4) L’espressione庭 訓 (“tíng xùn”, “insegnamenti del cortile di casa”) implica un riferimento ironico ad un brano dei Dialoghi di Confucio (XVI,13):
“ Chén Kàng ( 陳 亢 ) chiese a Bóyú (伯 魚 ) se suo padre gli avesse mai insegnato qualcosa in privato.
“No,” gli rispose Bóyú” ma, una volta che era solo, mentre io stavo attraversando a passi svelti il cortile di casa, mi domandò: “Hai letto il Libro delle Odi?” e, alla mia risposta negativa, aggiunse:”Se non avrai letto il Libro delle Odi, non sarai in grado di sostenere una conversazione”.
Mi ritirai e cominciai a studiare le Odi.
Un’altra volta, di nuovo mentre attraversavo il cortile, mio padre, che era solo, mi domandò: “Hai letto il Libro dei Riti?”. Gli risposi di no ed egli allora mi disse: “Se non avrai letto il Libro dei Riti, non avrai mai una formazione solida”.
Mi ritirai e mi misi a studiare i Riti.
Ecco i soli insegnamenti che ho ricevuto da mio padre.”
Chén Kàng si ritrasse soddisfatto pensando:” Con una sola domanda ho avuto tre risposte: ho saputo che cosa il Maestro pensa del Libro delle Odi, ho saputo che cosa pensa del Libro dei Riti ed ho capito che il saggio mantiene un certo distacco anche nei confronti dei suoi figli.”

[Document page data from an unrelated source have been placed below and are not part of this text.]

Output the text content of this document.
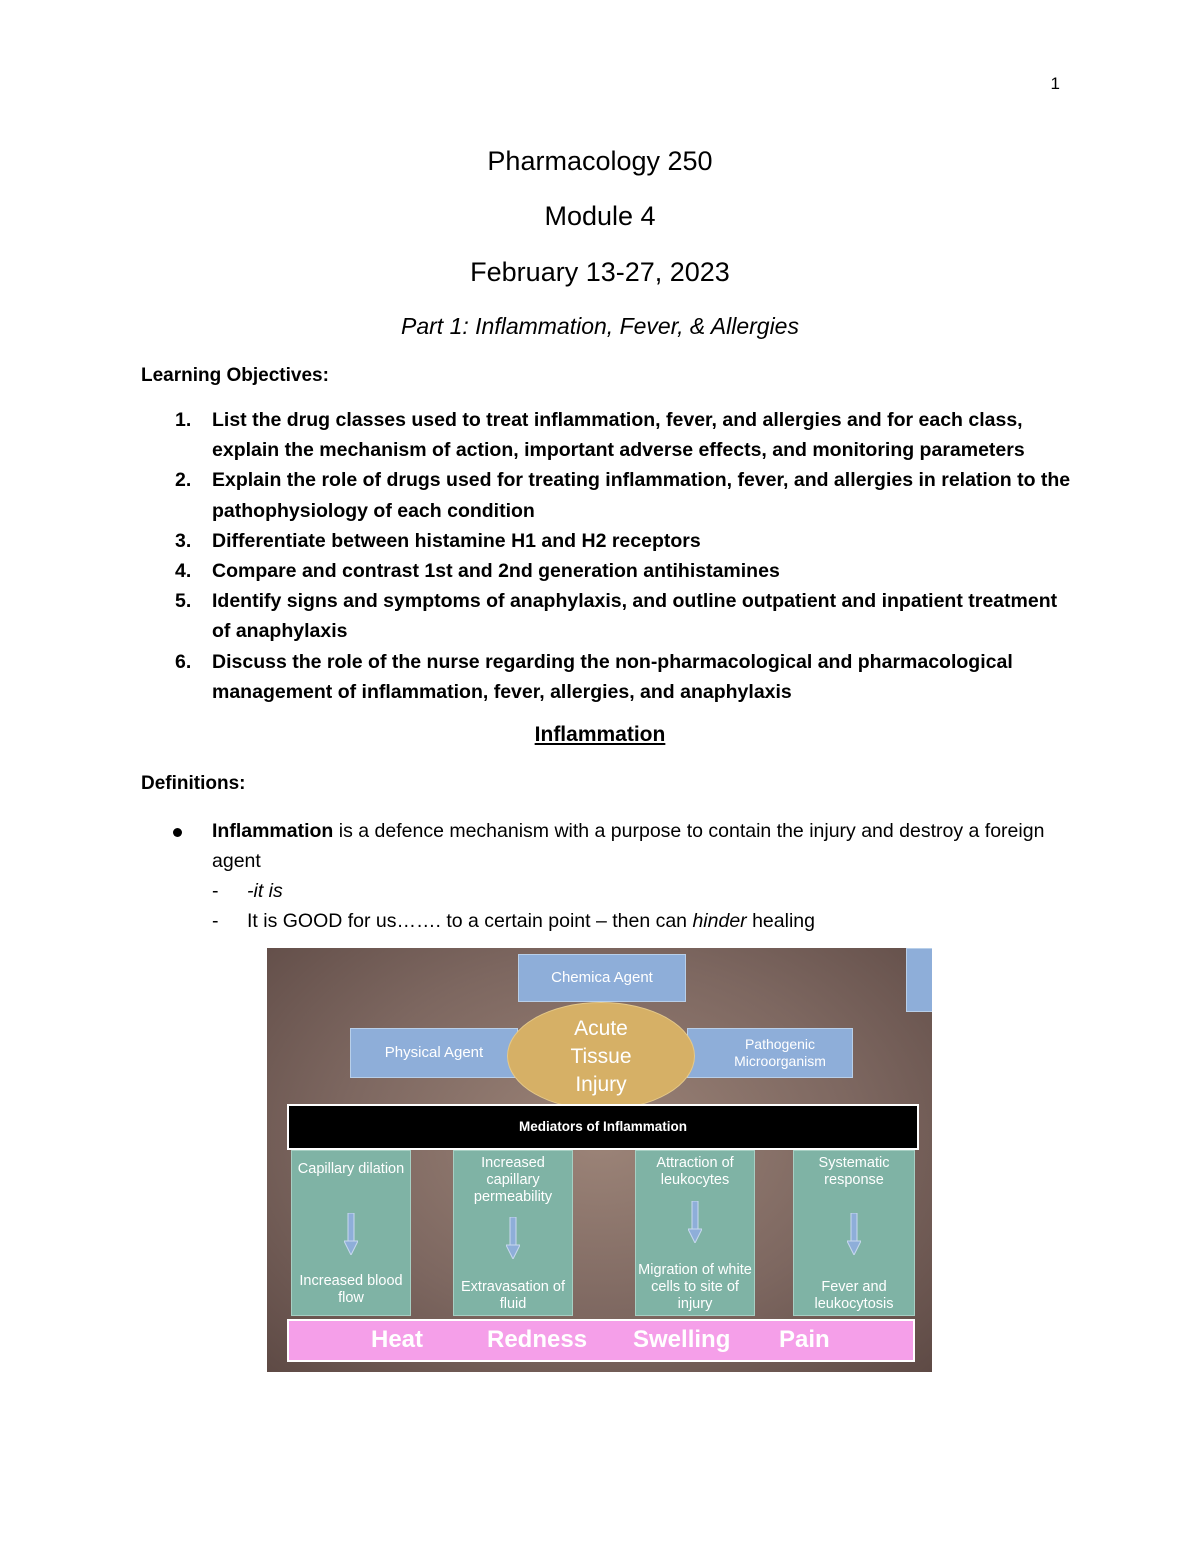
1
Pharmacology 250
Module 4
February 13-27, 2023
Part 1: Inflammation, Fever, & Allergies
Learning Objectives:
1. List the drug classes used to treat inflammation, fever, and allergies and for each class, explain the mechanism of action, important adverse effects, and monitoring parameters
2. Explain the role of drugs used for treating inflammation, fever, and allergies in relation to the pathophysiology of each condition
3. Differentiate between histamine H1 and H2 receptors
4. Compare and contrast 1st and 2nd generation antihistamines
5. Identify signs and symptoms of anaphylaxis, and outline outpatient and inpatient treatment of anaphylaxis
6. Discuss the role of the nurse regarding the non-pharmacological and pharmacological management of inflammation, fever, allergies, and anaphylaxis
Inflammation
Definitions:
Inflammation is a defence mechanism with a purpose to contain the injury and destroy a foreign agent
- -it is
- It is GOOD for us……. to a certain point – then can hinder healing
Chemica Agent
Physical Agent	Pathogenic Microorganism
Acute
Tissue
Injury
Mediators of Inflammation
Capillary dilation
Increased blood flow
Increased capillary permeability
Extravasation of fluid
Attraction of leukocytes
Migration of white cells to site of injury
Systematic response
Fever and leukocytosis
Heat	Redness Swelling Pain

Ovviamente, l’essere stati impartiti “nel cortile di casa” è l’unico punto che gli “insegnamenti” del signor Zhào hanno in comune con quelli di Confucio.
5) I pettegolezzi della signora Zōu danneggiano gravemente la reputazione di Ā Q. Se, prima, gli ingenui compaesani nutrivano nei suoi confronti il timore reverenziale che si ha nei confronti di chi “ha visto il mondo”, ora cominciano invece a tenersi lontani da lui per il disagio e la paura di aver a che fare con un delinquente. In seguito, confessando la propria totale inettitudine, Ā Q perderà anche quel poco di rispettabilità “negativa” che gli derivava dalla fama di ladro audace e spregiudicato.
Anche qui l’autore cita ironicamente i classici, comparando Ā Q agli “spiriti”, che, secondo Confucio, dovevano essere “onorati, standone lontani”. ( Dialoghi di Confucio, VI,22 : “ A Fán Chí che gli domandava in che cosa
consistesse la saggezza, il Maestro rispose: “ Nel trattare il popolo con giustizia e nell’onorare gli spiriti, tenendosene distanti”.)
6) Il capitolo termina con un’ultima citazione dai Dialoghi di Confucio (IX,23): “Il Maestro disse:'Dobbiamo aver paura dei giovani perché forse un giorno ci raggiungeranno, ma ,se un quarantenne o un cinquantenne non ha ancora fatto parlare di sé, non dobbiamo più averne alcun timore'.”